Cœur colonial. Jakarta est tellement vaste et étendue que son petit cœur historique, appelé Kota Tua, semble insignifiant. Il date du XVIIIème siècle quand la Compagnie hollandaise des Indes Orientales (VOC) tirait profit des richesses en épices du pays. Celles-ci valaient de l’or à cette époque en Europe. Dans ce vestige d'un empire, j'ai ressenti la même impression que dans les anciens comptoirs coloniaux que j’ai visités dans le monde et qui ont gardé mémoire de la Hollande. Que ce soit à Gorée (Sénégal) que les hollandais appelaient "Goede Reede" ou "bonne rade", dans la région du Cap en Afrique du Sud, à l’île Maurice ("Mauritius" est un nom hollandais), à Malacca en Malaisie ou au Suriname (ex Guyane hollandaise) en Amérique du sud.
Mais Java n’avait pas attendu les hollandais pour exister. Les écrits du moyen-âge montrent qu’à l’époque préislamique l’île, partagée entre plusieurs royaumes, était prospère et commerçait avec toutes les puissances d’Asie. Hormis dans le Musée National, il ne reste plus beaucoup de traces de Kalapa ("noix de coco" en soundanais, la langue locale), premier nom connu de la ville et débouché portuaire d’un royaume hindouiste. Au début du XVIème siècle, les portugais y construisirent un fortin. Mais quelques années plus tard seulement un prince local, Fatahillah, reconquiert la place et la renomme Jayakarta ("victoire"). Les hollandais s’en emparent en 1619, la rebaptisent Batavia, un nom importé de chez eux, pour la garder plus de 300 ans, jusqu’en 1945.

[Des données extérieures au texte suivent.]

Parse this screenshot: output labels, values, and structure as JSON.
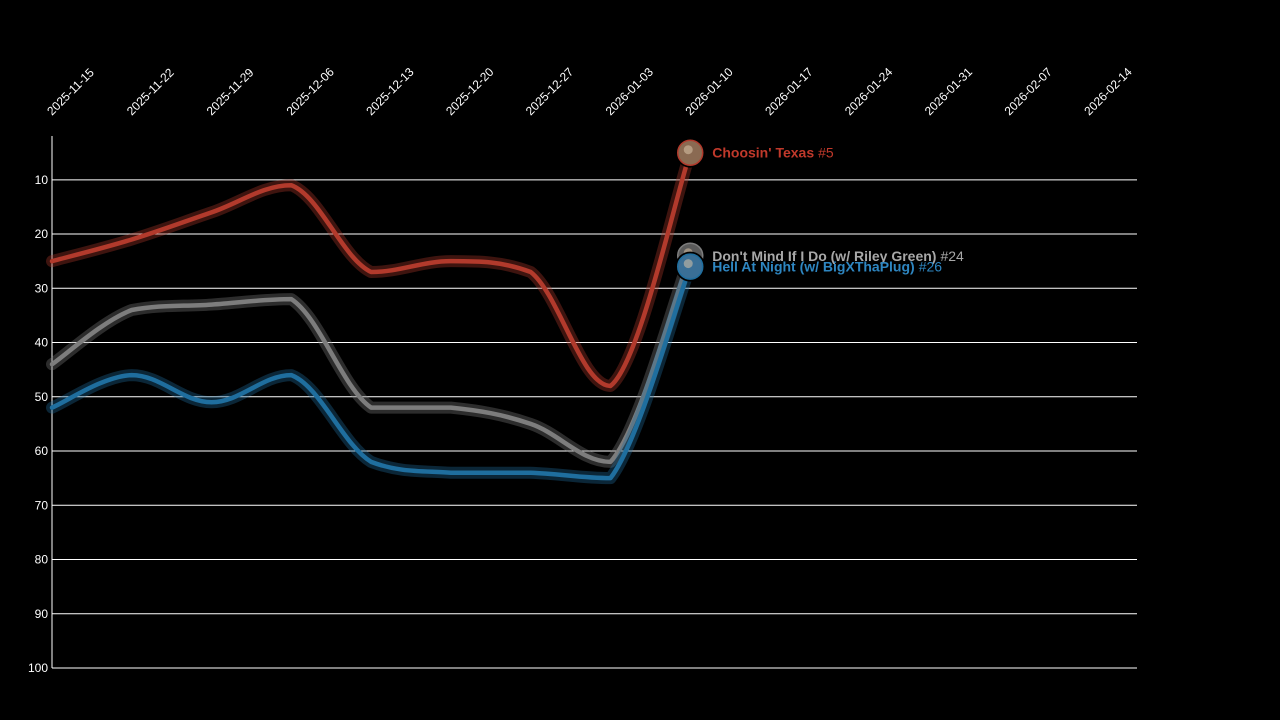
{
  "chart_data": {
    "type": "line",
    "title": "",
    "xlabel": "",
    "ylabel": "",
    "x_ticks": [
      "2025-11-15",
      "2025-11-22",
      "2025-11-29",
      "2025-12-06",
      "2025-12-13",
      "2025-12-20",
      "2025-12-27",
      "2026-01-03",
      "2026-01-10",
      "2026-01-17",
      "2026-01-24",
      "2026-01-31",
      "2026-02-07",
      "2026-02-14"
    ],
    "y_ticks": [
      10,
      20,
      30,
      40,
      50,
      60,
      70,
      80,
      90,
      100
    ],
    "xlim": [
      "2025-11-15",
      "2026-02-19"
    ],
    "ylim": [
      100,
      1
    ],
    "y_inverted": true,
    "grid": "horizontal",
    "x_axis_position": "top",
    "x": [
      "2025-11-15",
      "2025-11-22",
      "2025-11-29",
      "2025-12-06",
      "2025-12-13",
      "2025-12-20",
      "2025-12-27",
      "2026-01-03",
      "2026-01-10"
    ],
    "series": [
      {
        "name": "Choosin' Texas",
        "rank_label": "#5",
        "color": "#b23a2c",
        "label_color": "#c0392b",
        "avatar_color": "#8a6a52",
        "values": [
          25,
          21,
          16,
          11,
          27,
          25,
          27,
          48,
          5
        ]
      },
      {
        "name": "Don't Mind If I Do (w/ Riley Green)",
        "rank_label": "#24",
        "color": "#7d7d7d",
        "label_color": "#a8a8a8",
        "avatar_color": "#5a5a5a",
        "values": [
          44,
          34,
          33,
          32,
          52,
          52,
          55,
          62,
          24
        ]
      },
      {
        "name": "Hell At Night (w/ BigXThaPlug)",
        "rank_label": "#26",
        "color": "#1f6e9e",
        "label_color": "#2e86c1",
        "avatar_color": "#3a6f96",
        "values": [
          52,
          46,
          51,
          46,
          62,
          64,
          64,
          65,
          26
        ]
      }
    ]
  }
}
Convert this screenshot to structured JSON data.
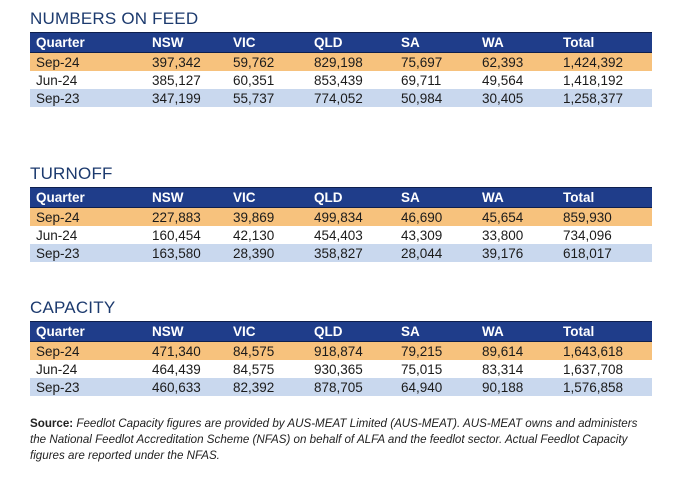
{
  "sections": [
    {
      "title": "NUMBERS ON FEED",
      "headers": [
        "Quarter",
        "NSW",
        "VIC",
        "QLD",
        "SA",
        "WA",
        "Total"
      ],
      "rows": [
        [
          "Sep-24",
          "397,342",
          "59,762",
          "829,198",
          "75,697",
          "62,393",
          "1,424,392"
        ],
        [
          "Jun-24",
          "385,127",
          "60,351",
          "853,439",
          "69,711",
          "49,564",
          "1,418,192"
        ],
        [
          "Sep-23",
          "347,199",
          "55,737",
          "774,052",
          "50,984",
          "30,405",
          "1,258,377"
        ]
      ]
    },
    {
      "title": "TURNOFF",
      "headers": [
        "Quarter",
        "NSW",
        "VIC",
        "QLD",
        "SA",
        "WA",
        "Total"
      ],
      "rows": [
        [
          "Sep-24",
          "227,883",
          "39,869",
          "499,834",
          "46,690",
          "45,654",
          "859,930"
        ],
        [
          "Jun-24",
          "160,454",
          "42,130",
          "454,403",
          "43,309",
          "33,800",
          "734,096"
        ],
        [
          "Sep-23",
          "163,580",
          "28,390",
          "358,827",
          "28,044",
          "39,176",
          "618,017"
        ]
      ]
    },
    {
      "title": "CAPACITY",
      "headers": [
        "Quarter",
        "NSW",
        "VIC",
        "QLD",
        "SA",
        "WA",
        "Total"
      ],
      "rows": [
        [
          "Sep-24",
          "471,340",
          "84,575",
          "918,874",
          "79,215",
          "89,614",
          "1,643,618"
        ],
        [
          "Jun-24",
          "464,439",
          "84,575",
          "930,365",
          "75,015",
          "83,314",
          "1,637,708"
        ],
        [
          "Sep-23",
          "460,633",
          "82,392",
          "878,705",
          "64,940",
          "90,188",
          "1,576,858"
        ]
      ]
    }
  ],
  "source": {
    "label": "Source:",
    "text": "Feedlot Capacity figures are provided by AUS-MEAT Limited (AUS-MEAT). AUS-MEAT owns and administers the National Feedlot Accreditation Scheme (NFAS) on behalf of ALFA and the feedlot sector. Actual Feedlot Capacity figures are reported under the NFAS."
  },
  "colors": {
    "header_bg": "#1f3d8a",
    "title_text": "#1c3a6e",
    "row_highlight": "#f7c27d",
    "row_plain": "#ffffff",
    "row_light_blue": "#c9d8ee"
  }
}
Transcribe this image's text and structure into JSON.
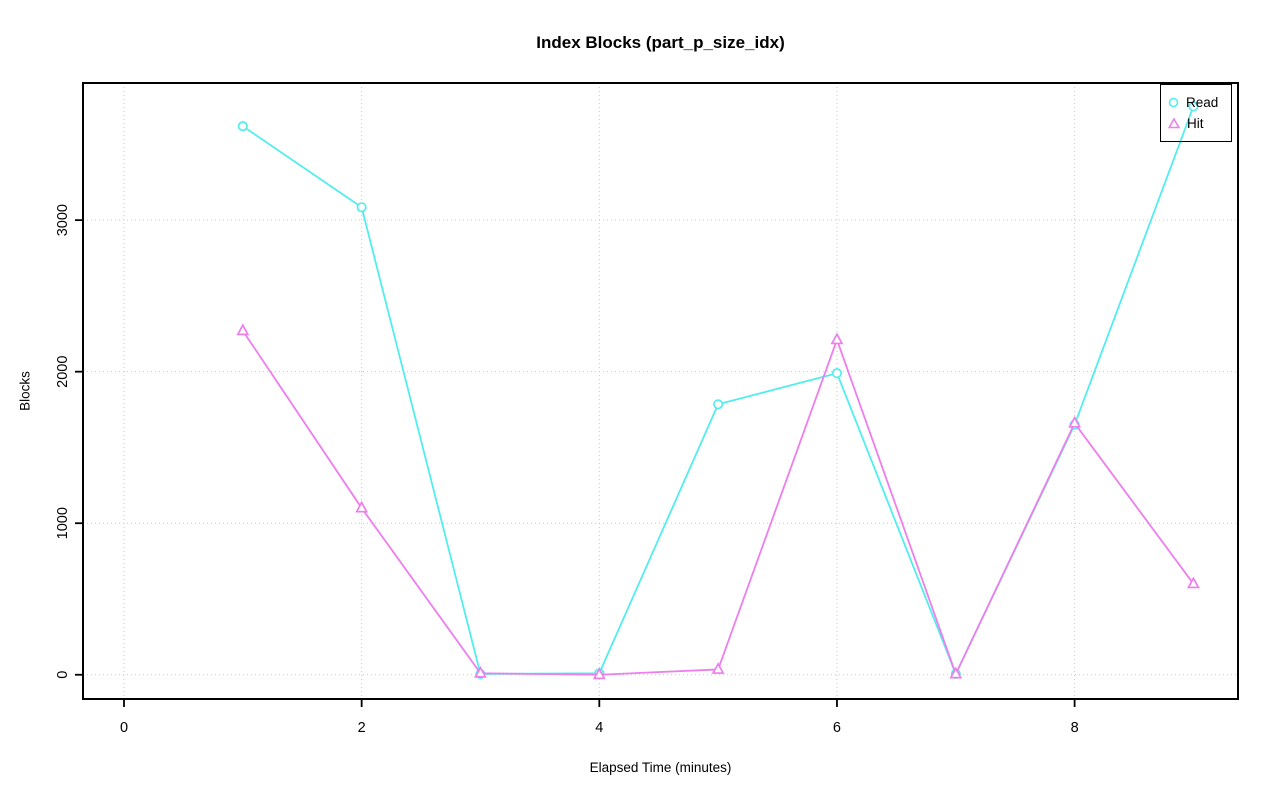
{
  "title": "Index Blocks (part_p_size_idx)",
  "chart_data": {
    "type": "line",
    "title": "Index Blocks (part_p_size_idx)",
    "xlabel": "Elapsed Time (minutes)",
    "ylabel": "Blocks",
    "x": [
      1,
      2,
      3,
      4,
      5,
      6,
      7,
      8,
      9
    ],
    "series": [
      {
        "name": "Read",
        "marker": "circle",
        "color": "#52EDED",
        "values": [
          3620,
          3085,
          5,
          10,
          1785,
          1990,
          5,
          1650,
          3750
        ]
      },
      {
        "name": "Hit",
        "marker": "triangle",
        "color": "#EE7DEE",
        "values": [
          2270,
          1100,
          10,
          0,
          35,
          2210,
          5,
          1660,
          600
        ]
      }
    ],
    "xticks": [
      0,
      2,
      4,
      6,
      8
    ],
    "yticks": [
      0,
      1000,
      2000,
      3000
    ],
    "xlim": [
      -0.345,
      9.375
    ],
    "ylim": [
      -160,
      3905
    ],
    "grid": "dotted",
    "grid_color": "#c9c9c9",
    "legend_position": "top-right",
    "legend": [
      "Read",
      "Hit"
    ],
    "axis_color": "#000000"
  }
}
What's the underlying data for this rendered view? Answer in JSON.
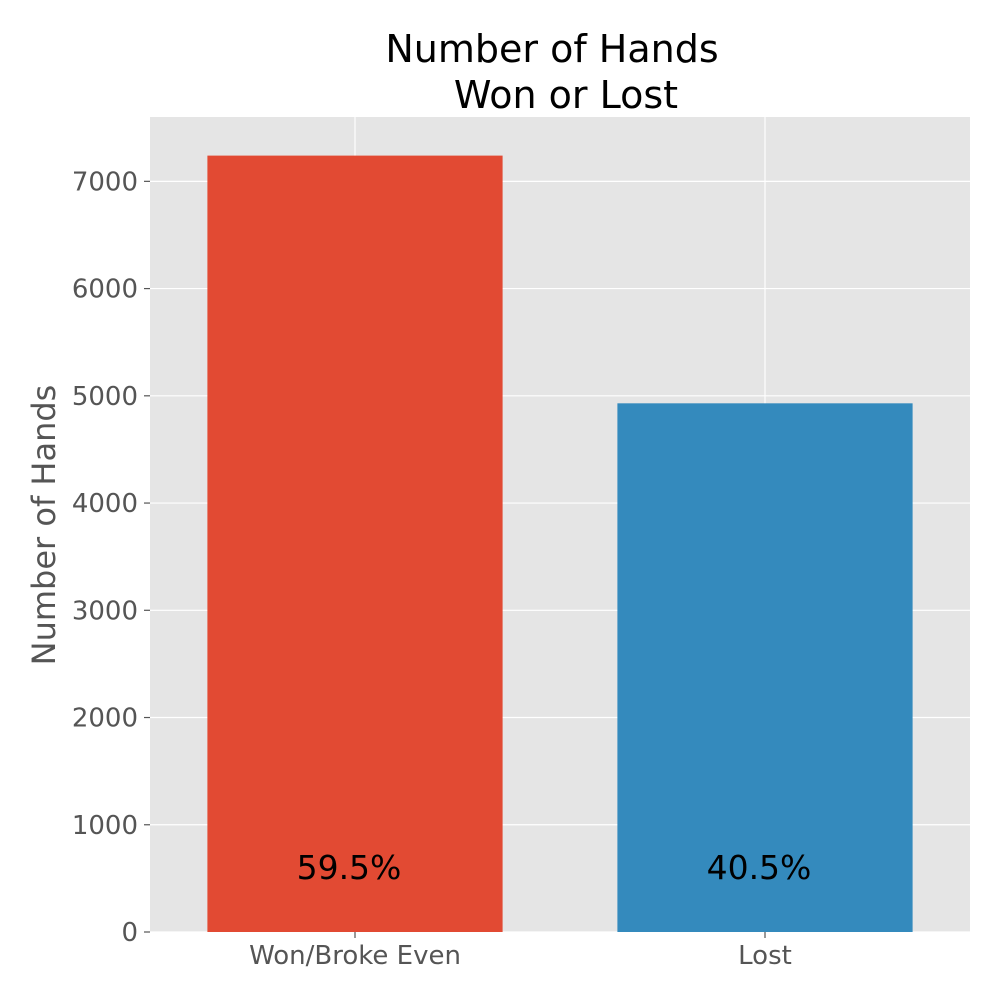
{
  "chart_data": {
    "type": "bar",
    "title_lines": [
      "Number of Hands",
      "Won or Lost"
    ],
    "xlabel": "",
    "ylabel": "Number of Hands",
    "categories": [
      "Won/Broke Even",
      "Lost"
    ],
    "values": [
      7240,
      4930
    ],
    "bar_labels": [
      "59.5%",
      "40.5%"
    ],
    "colors": [
      "#E24A33",
      "#348ABD"
    ],
    "ylim": [
      0,
      7600
    ],
    "yticks": [
      0,
      1000,
      2000,
      3000,
      4000,
      5000,
      6000,
      7000
    ],
    "grid": true,
    "background_color": "#E5E5E5",
    "grid_color": "#FFFFFF",
    "legend": "none"
  }
}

C’est Fatahillah qui est revenu et a donné son nom au musée qui occupe aujourd’hui l’ancien Stadhuis (hôtel de ville hollandais) de Jakarta (ancien nom de la ville retrouvé après l’indépendance). Une guide indonésienne fait découvrir ce musée avec passion. Ce majestueux bâtiment date de 1710. C’est sans doute celui que connurent le navigateur français Bougainville quand il fit escale à Batavia en 1769, puis l’anglais James Cook un an plus tard. Mais tous deux y perdirent de nombreux hommes d’équipage à cause des fièvres. J’ai pris en photo le mot hollandais "gouverneurskantoor" ou "bureau du gouverneur" qui domine encore l’entrée du bâtiment.
Le plancher grince toujours dans les hautes pièces volumineuses de cet ancien palais. Hormis un escalier qui se donne des faux airs chinois, le reste c'est à dire le mobilier pompeux et tarabiscoté, les costumes des personnages et les peintures semble plutôt sortir de l’arrière-plan d’une toile de Rembrandt. Par les fenêtres on domine une immense place, la place Fatahillah où jouent des enfants.